I'm not sure what the analogy would be as far a learning to program ("syntax before programs" ?!?!).


Arend Rensink

It seems to me you are implicitly equating "teaching programming by having students program", or more generally "teaching problem-solving by having students solve problems", with "minimally-guided instruction". I think the two need not be the same.

I have always strongly disbelieved that you could teach anyone swimming by throwing them into the deep, or equivalently, teach them anything at all by having them struggle on their own. I have never understood why anyone would think that this is a good way to convey insight or skills. However, not having students practice those skills that they have to learn is just as obviously wrong.

The answer is quite obvious, and in line with how subjects are taught in virtually all of our courses (at the University of Twente): you show how things are done on the basis of a few examples, then let students solve similar problems on their own.

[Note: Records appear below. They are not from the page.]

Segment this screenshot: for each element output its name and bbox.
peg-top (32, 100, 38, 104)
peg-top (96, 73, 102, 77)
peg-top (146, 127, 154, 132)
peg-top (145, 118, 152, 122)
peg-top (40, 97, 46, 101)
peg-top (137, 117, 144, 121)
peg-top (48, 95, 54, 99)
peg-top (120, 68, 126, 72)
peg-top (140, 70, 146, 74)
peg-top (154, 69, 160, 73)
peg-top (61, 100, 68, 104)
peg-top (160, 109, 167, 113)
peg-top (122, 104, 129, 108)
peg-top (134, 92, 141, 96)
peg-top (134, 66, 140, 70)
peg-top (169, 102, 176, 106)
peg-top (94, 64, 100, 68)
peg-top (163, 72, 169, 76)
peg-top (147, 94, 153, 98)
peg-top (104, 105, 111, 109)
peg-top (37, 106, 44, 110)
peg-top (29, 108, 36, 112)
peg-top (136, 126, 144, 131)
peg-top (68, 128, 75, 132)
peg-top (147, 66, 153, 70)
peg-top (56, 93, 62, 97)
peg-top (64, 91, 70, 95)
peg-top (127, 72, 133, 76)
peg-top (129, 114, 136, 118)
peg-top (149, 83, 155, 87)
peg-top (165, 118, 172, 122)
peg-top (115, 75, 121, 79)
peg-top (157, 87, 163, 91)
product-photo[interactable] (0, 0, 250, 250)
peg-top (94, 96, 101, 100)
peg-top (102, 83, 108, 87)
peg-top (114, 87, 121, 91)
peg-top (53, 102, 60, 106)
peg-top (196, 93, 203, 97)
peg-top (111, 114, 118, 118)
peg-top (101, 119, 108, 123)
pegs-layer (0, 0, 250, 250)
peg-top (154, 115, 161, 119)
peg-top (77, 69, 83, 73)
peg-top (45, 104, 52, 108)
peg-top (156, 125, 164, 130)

You walk around and help them when they are stuck. Then you set them harder problems that they have to solve with less guidance.

I think it is sad to see that this obvious, common-sense approach is apparently so far from the norm that I am only the second in this thread (after Lewchuk) to even make this observation.


Ralph Johnson

It is fine to learn programming on your own. Millions of people have done so, including most of those who took a course in introductory programming. Most teachers just teach the syntax and demonstrate how to write programs and let people figure it out on their own. This is fine for those who are capable of figuring it out, but it fails those who really need a teacher. We need to learn how to teach programming, not for those who can figure it out on their own, but for those who can't.

Mark Guzdial raised the question of why people haven't followed up on Linn and Clancy's work. I think this was partly because the material they developed was all in Pascal, and Pascal was just falling out of favor then. Another reason is that it is very hard to get old teachers to pick up new methods. You need to give them all the materials they need, to give them a system that they can use. Inventing good case studies is hard. Teachers are busy. Many of them don't know enough to construct good case studies, the others are not sure it will help.